US jobless claims rose for the second consecutive week, as 1.43m more people filed for benefits last week, the Labor Department said.
The figure is some 12,000 applications higher than the previous week, which in turn saw the first rise in claimants for almost four months.
More than 1.4m Americans made a new jobless claim in that period, up 109,000 from the week before.
It was worse than economists had expected and was the first rise since the week ending 28 March, when claims peaked at an astonishing 6.8m.
In total over 30.2m people claimed benefits of every kind last week, a decrease of 1.6m from the week before.
By comparison, in the same week last year a little over 1.7m people filed for benefits, the Labor Department said.

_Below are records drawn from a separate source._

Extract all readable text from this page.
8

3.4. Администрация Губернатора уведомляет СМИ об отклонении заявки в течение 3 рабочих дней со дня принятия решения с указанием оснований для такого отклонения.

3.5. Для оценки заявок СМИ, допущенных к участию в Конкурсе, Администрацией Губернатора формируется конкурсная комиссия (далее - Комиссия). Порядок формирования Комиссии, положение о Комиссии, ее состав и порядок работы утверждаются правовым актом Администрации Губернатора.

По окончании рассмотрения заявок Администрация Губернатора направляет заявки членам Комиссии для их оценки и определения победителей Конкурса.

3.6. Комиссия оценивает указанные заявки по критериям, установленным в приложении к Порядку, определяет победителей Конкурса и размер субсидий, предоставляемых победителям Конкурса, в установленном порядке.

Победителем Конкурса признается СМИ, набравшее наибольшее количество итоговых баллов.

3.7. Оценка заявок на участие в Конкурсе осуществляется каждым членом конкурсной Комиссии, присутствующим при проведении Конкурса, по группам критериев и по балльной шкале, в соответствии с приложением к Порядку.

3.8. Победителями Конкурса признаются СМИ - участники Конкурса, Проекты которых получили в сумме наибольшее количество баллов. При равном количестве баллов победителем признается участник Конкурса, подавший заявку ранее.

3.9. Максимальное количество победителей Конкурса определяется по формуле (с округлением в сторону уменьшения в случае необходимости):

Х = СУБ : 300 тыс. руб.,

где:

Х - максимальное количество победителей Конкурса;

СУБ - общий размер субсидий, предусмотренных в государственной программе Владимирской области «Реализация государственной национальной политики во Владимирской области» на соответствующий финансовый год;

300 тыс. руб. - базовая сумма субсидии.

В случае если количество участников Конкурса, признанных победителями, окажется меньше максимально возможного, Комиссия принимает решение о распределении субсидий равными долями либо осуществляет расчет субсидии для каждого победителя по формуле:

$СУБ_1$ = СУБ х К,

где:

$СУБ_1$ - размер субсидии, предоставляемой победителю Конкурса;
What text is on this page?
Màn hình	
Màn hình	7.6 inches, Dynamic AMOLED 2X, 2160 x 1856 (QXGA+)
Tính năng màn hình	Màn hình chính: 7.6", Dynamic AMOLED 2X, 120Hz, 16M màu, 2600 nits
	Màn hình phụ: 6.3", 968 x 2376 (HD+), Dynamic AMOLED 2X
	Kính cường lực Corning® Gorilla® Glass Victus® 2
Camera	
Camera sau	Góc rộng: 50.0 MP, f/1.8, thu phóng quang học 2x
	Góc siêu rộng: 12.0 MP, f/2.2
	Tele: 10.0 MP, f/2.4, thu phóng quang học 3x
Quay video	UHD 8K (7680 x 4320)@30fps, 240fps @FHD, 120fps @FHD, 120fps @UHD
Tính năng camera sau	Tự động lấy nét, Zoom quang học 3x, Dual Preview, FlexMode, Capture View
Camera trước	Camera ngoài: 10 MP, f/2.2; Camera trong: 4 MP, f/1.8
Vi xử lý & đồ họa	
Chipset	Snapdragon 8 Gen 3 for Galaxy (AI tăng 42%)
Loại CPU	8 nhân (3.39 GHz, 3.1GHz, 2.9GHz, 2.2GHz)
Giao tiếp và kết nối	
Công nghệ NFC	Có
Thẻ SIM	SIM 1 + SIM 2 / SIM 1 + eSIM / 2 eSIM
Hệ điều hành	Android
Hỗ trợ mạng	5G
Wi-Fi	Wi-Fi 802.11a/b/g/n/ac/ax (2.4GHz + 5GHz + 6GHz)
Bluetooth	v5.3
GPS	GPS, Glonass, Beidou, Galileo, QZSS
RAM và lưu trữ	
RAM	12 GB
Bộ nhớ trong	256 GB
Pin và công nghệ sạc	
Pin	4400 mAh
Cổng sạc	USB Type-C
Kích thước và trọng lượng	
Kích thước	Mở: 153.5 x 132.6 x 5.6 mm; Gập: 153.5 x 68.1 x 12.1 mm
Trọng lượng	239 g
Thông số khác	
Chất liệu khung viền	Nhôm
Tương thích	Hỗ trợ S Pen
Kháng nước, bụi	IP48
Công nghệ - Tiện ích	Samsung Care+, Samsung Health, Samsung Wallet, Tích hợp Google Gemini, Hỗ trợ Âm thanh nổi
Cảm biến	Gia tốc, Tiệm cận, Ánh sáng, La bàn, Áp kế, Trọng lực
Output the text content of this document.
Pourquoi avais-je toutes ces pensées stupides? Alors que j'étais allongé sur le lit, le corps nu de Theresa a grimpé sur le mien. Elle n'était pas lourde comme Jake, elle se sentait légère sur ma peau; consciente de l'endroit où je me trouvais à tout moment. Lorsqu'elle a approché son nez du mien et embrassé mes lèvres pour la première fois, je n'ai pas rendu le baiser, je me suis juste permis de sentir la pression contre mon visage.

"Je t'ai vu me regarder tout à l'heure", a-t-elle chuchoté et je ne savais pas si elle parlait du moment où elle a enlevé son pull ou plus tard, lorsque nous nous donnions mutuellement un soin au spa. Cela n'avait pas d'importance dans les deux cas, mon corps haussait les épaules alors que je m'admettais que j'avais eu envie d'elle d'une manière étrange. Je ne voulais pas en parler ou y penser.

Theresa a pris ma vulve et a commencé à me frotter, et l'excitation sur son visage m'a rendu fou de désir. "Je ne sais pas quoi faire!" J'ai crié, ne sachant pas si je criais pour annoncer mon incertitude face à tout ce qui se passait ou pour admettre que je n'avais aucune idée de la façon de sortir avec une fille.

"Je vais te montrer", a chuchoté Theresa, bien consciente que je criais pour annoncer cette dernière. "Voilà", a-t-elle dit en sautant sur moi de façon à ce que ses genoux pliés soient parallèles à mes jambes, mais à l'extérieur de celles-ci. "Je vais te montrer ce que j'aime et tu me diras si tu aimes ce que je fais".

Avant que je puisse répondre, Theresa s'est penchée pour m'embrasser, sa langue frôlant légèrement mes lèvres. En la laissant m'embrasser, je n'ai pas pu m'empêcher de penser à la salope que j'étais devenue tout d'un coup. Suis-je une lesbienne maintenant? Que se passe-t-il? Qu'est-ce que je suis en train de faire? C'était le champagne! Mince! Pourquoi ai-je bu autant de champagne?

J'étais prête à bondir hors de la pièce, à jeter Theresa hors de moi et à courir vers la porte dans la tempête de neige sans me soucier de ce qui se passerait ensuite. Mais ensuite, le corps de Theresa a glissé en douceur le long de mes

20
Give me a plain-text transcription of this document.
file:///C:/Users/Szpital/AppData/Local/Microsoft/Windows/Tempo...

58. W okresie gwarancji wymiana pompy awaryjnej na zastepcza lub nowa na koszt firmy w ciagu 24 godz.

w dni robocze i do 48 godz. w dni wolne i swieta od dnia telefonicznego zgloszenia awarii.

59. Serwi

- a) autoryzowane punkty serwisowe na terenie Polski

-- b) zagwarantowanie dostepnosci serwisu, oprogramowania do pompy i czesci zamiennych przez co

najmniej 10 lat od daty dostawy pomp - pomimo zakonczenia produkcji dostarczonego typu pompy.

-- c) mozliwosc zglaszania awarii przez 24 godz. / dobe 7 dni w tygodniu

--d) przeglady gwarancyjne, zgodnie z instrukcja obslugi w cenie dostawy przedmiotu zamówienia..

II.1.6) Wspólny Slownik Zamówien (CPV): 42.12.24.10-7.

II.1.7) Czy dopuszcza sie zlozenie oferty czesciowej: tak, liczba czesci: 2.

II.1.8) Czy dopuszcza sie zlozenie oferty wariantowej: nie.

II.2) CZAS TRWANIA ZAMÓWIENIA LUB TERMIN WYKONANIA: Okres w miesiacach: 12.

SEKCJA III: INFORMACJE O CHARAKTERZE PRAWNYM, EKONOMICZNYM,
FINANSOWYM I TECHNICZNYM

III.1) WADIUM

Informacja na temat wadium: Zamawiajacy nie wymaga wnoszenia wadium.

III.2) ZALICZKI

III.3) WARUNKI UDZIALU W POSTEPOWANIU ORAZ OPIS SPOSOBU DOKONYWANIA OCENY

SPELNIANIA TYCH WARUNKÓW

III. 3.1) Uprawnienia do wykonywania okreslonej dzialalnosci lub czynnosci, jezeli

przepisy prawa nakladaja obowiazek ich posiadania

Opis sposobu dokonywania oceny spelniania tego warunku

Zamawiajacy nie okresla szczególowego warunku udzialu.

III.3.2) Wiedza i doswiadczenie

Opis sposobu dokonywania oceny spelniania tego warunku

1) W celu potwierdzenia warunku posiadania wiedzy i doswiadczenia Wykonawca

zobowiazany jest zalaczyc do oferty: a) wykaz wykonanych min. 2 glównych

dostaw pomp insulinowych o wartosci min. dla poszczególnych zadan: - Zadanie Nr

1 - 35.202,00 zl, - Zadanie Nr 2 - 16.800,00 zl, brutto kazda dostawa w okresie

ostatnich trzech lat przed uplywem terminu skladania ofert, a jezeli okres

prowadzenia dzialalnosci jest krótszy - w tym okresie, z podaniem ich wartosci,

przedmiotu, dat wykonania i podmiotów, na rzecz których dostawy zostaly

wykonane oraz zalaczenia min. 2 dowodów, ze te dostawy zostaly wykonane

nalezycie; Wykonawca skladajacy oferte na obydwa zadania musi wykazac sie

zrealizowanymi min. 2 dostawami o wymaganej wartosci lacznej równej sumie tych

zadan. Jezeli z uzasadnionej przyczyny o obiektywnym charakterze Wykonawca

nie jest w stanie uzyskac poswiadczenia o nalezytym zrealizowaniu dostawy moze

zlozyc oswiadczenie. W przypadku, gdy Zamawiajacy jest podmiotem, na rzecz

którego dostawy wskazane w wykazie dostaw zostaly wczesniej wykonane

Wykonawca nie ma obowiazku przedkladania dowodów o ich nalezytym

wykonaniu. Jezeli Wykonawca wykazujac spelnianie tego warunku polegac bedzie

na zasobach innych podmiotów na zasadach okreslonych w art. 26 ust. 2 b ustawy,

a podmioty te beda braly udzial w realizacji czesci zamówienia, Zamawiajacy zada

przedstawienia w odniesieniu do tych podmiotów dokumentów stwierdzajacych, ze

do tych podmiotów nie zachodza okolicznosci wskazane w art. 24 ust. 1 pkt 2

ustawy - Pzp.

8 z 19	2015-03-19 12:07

The US economy suffered its biggest crash on record in the second quarter as coronavirus ripped through the economy, with GDP plunging 32.9 per cent according to an advance estimate.
Coronavirus infections also continue to rise with the US nearing 4.5m infections and a number of states consistently setting new records for new infections.
Lawmakers on Washington’s Capitol Hill are meeting with officials from President Donald Trump’s administration today in the hope of reaching an agreement to extend coronavirus aid before a Friday deadline.
Tomorrow, a $600-per-week supplemental unemployment benefit, which has served as a lifeline for tens of millions of Americans left jobless by the health crisis, expires.
A federal moratorium that prevented evictions ended last Friday, leaving an untold number of Americans at risk of losing their homes.